The Internet of Things is forming a digital infrastructure that already plays an important role in our homes, cars, offices, and cities. But as it proliferates, so do the opportunities for cyber attacks and invasions. Illustration by Jordon Cheung.
Today, we’re almost as likely to connect to the internet through our watches, cars, or home security systems as we are through laptops or smartphones. The online world is enveloping the physical one in an ever-growing network known as the Internet of Things, and that is changing life as we know it.
The number of connected online devices is exploding. The Atlantic Council, an international think tank, predicts that 50 billion objects will be communicating digital data to and from each other by the end of this decade—seven for every person on Earth. Much of that growth is not in consumer gadgets like fitness trackers or televisions but rather in our economy’s most critical systems, from factory floors and emergency rooms to power stations, aircraft engines, shipping fleets, and national security assets.
Connecting such crucial infrastructure to the internet promises exciting advances—from smarter factories, smarter shipping, and smarter retailing to smarter government. It could also be a fount of innovation and an important source of economic growth. But it will also mean a proliferation of new security risks: More connected devices means more devices capable of forming armies of bots, zombie networks, and other ways for cyber criminals to invade our physical world.
“The threat is already there. It has already been realized in some cases,” says Gerry Kane, director of cyber security at Zurich North America. Hackers are currently using the digital realm to target real-world assets. In late 2014, massive damage was caused to a German steel mill after hackers forced a blast furnace to malfunction. More recently, hackers with ties to Syria infiltrated a water utility’s control system in an undisclosed location and changed the levels of chemicals used to treat tap water.
Many hackers are just after data, and our personal mobile devices—currently far less secure than traditional computer systems—are an all-too-easy way to get it. Denial-of-service attacks, in which hackers shut down a company’s servers or customer-facing web applications, whether for ransom or some other purpose, are also becoming more common because of the Internet of Things. Seventy-three percent of IT professionals now consider it likely that a company will be hacked through a connected device, according to research by ISACA, an information-systems nonprofit.
“No one thinks they're going to get hit,” says Kane. “If you've only got a thousand records of personal information, that's certainly worth a lot less than a company that's got a million of those records. But if you make it easy for someone to get those files and records, they'll come and get them.” Often it’s small or medium-sized companies that dismiss security too easily, with 71 percent of cyber attacks happening at businesses with fewer than 100 employees, according to the U.S. House of Representatives’ Small Business Committee.

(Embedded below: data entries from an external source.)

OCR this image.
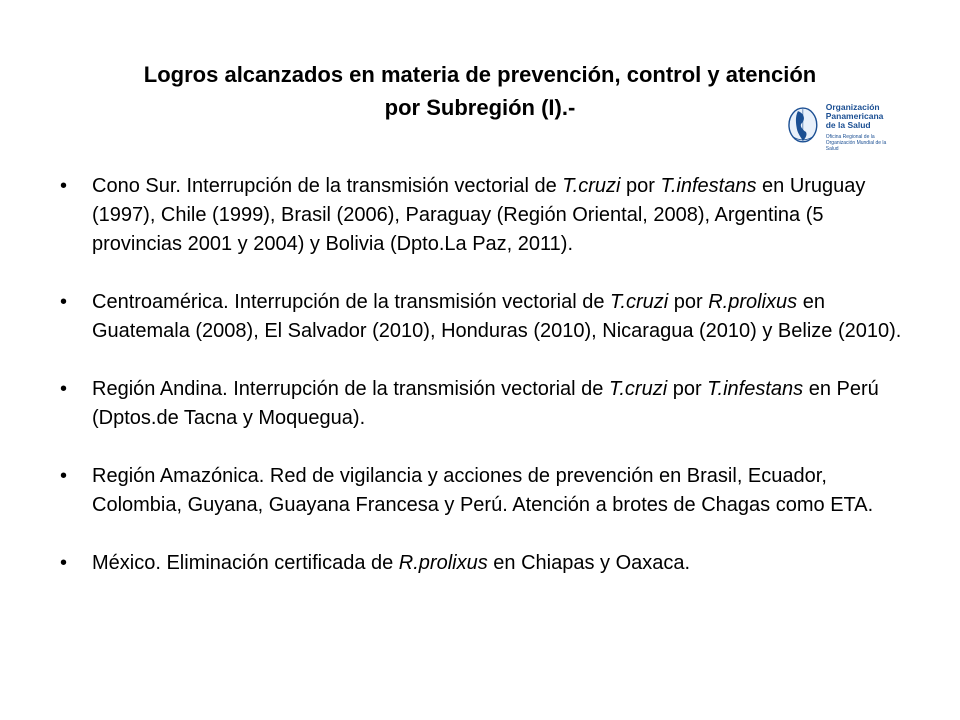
Logros alcanzados en materia de prevención, control y atención
por Subregión (I).-	Organización
Panamericana
de la Salud
Oficina Regional de la
Organización Mundial de la Salud
• Cono Sur. Interrupción de la transmisión vectorial de T.cruzi por T.infestans en Uruguay (1997), Chile (1999), Brasil (2006), Paraguay (Región Oriental, 2008), Argentina (5 provincias 2001 y 2004) y Bolivia (Dpto.La Paz, 2011).
• Centroamérica. Interrupción de la transmisión vectorial de T.cruzi por R.prolixus en Guatemala (2008), El Salvador (2010), Honduras (2010), Nicaragua (2010) y Belize (2010).
• Región Andina. Interrupción de la transmisión vectorial de T.cruzi por T.infestans en Perú (Dptos.de Tacna y Moquegua).
• Región Amazónica. Red de vigilancia y acciones de prevención en Brasil, Ecuador, Colombia, Guyana, Guayana Francesa y Perú. Atención a brotes de Chagas como ETA.
• México. Eliminación certificada de R.prolixus en Chiapas y Oaxaca.
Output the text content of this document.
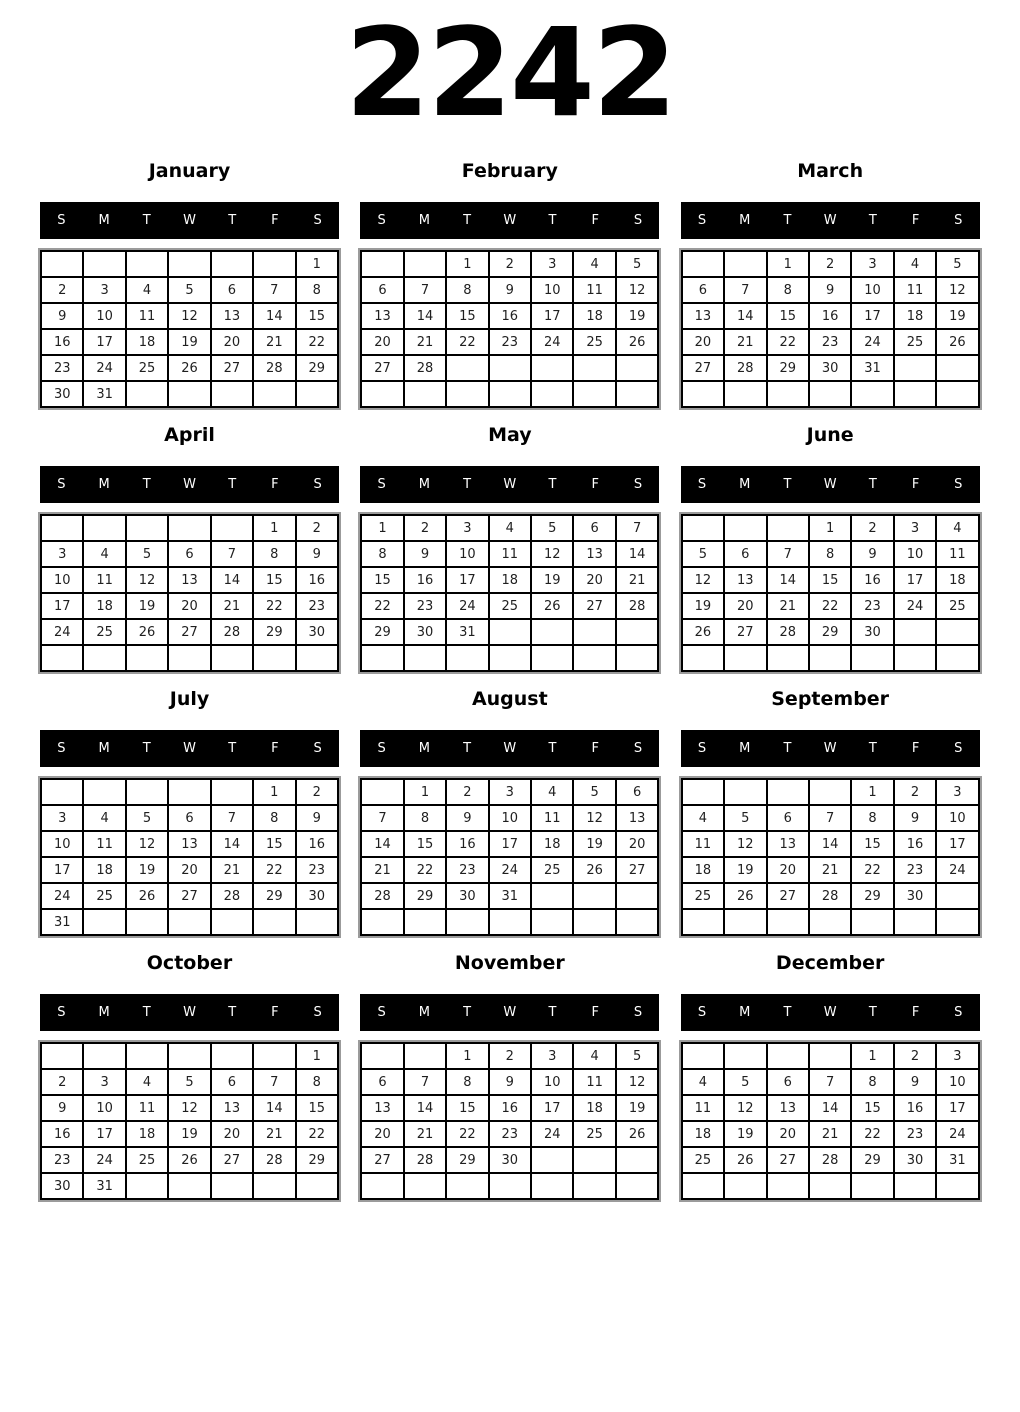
2242
January
S	M	T	W	T	F	S
						1
2	3	4	5	6	7	8
9	10	11	12	13	14	15
16	17	18	19	20	21	22
23	24	25	26	27	28	29
30	31					
February
S	M	T	W	T	F	S
		1	2	3	4	5
6	7	8	9	10	11	12
13	14	15	16	17	18	19
20	21	22	23	24	25	26
27	28					

March
S	M	T	W	T	F	S
		1	2	3	4	5
6	7	8	9	10	11	12
13	14	15	16	17	18	19
20	21	22	23	24	25	26
27	28	29	30	31		

April
S	M	T	W	T	F	S
					1	2
3	4	5	6	7	8	9
10	11	12	13	14	15	16
17	18	19	20	21	22	23
24	25	26	27	28	29	30

May
S	M	T	W	T	F	S
1	2	3	4	5	6	7
8	9	10	11	12	13	14
15	16	17	18	19	20	21
22	23	24	25	26	27	28
29	30	31				

June
S	M	T	W	T	F	S
			1	2	3	4
5	6	7	8	9	10	11
12	13	14	15	16	17	18
19	20	21	22	23	24	25
26	27	28	29	30		

July
S	M	T	W	T	F	S
					1	2
3	4	5	6	7	8	9
10	11	12	13	14	15	16
17	18	19	20	21	22	23
24	25	26	27	28	29	30
31						
August
S	M	T	W	T	F	S
	1	2	3	4	5	6
7	8	9	10	11	12	13
14	15	16	17	18	19	20
21	22	23	24	25	26	27
28	29	30	31			

September
S	M	T	W	T	F	S
				1	2	3
4	5	6	7	8	9	10
11	12	13	14	15	16	17
18	19	20	21	22	23	24
25	26	27	28	29	30	

October
S	M	T	W	T	F	S
						1
2	3	4	5	6	7	8
9	10	11	12	13	14	15
16	17	18	19	20	21	22
23	24	25	26	27	28	29
30	31					
November
S	M	T	W	T	F	S
		1	2	3	4	5
6	7	8	9	10	11	12
13	14	15	16	17	18	19
20	21	22	23	24	25	26
27	28	29	30			

December
S	M	T	W	T	F	S
				1	2	3
4	5	6	7	8	9	10
11	12	13	14	15	16	17
18	19	20	21	22	23	24
25	26	27	28	29	30	31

For decades, the threat of being hacked was treated as a technological battle fought with firewalls and antivirus software. Strong technology is surely needed to combat ever more sophisticated risks. But the accelerating pace of cyberattacks as the Internet of Things proliferates has also forced a sea change in thinking about what good security means.
That change began with a collective admission: Cyber attacks have become virtually impossible to eradicate, a fact of life, and companies must focus on quick reaction and recovery from breaches. “Most people in the business now will agree that you can't protect yourself completely,” explains Kane. “The focus of any good security program is not on protection but on detection and being able to find those intruders as quickly as possible, before they can do substantial damage.”
Following that principle, the U.S. government has established a comprehensive approach to cyber threats that places equal emphasis on warding off attacks and recovering from a breach. The National Institute of Standards and Technology’s Cybersecurity Framework was designed to protect critical infrastructure such as banking and energy systems, but the standards have been adopted by everyone from retail chains to the Italian government. Nearly a third of U.S. firms are already using the framework, according to technology research firm Gartner.
There are other bright spots: Cyber threats are being taken seriously in an increasing number of boardrooms and corner offices. Jobs in cybersecurity are up 74 percent over the past five years, according to a 2015 report by Peninsula Press, based on numbers from the Bureau of Labor Statistics. There has also been a rise in the job of chief security officer as some companies elevate it to an executive-level position.
Still, the Internet of Things may be expanding faster than our ability to comprehend it, and many companies are simply unprepared. The tools needed to make the IoT more secure already exist, but companies and institutions need to recognize the threat and prioritize the solutions. “It isn't going to require any new concepts or any new technologies,” says Kane. “It requires a commitment to thinking that's been around for a while in handling security as a process.”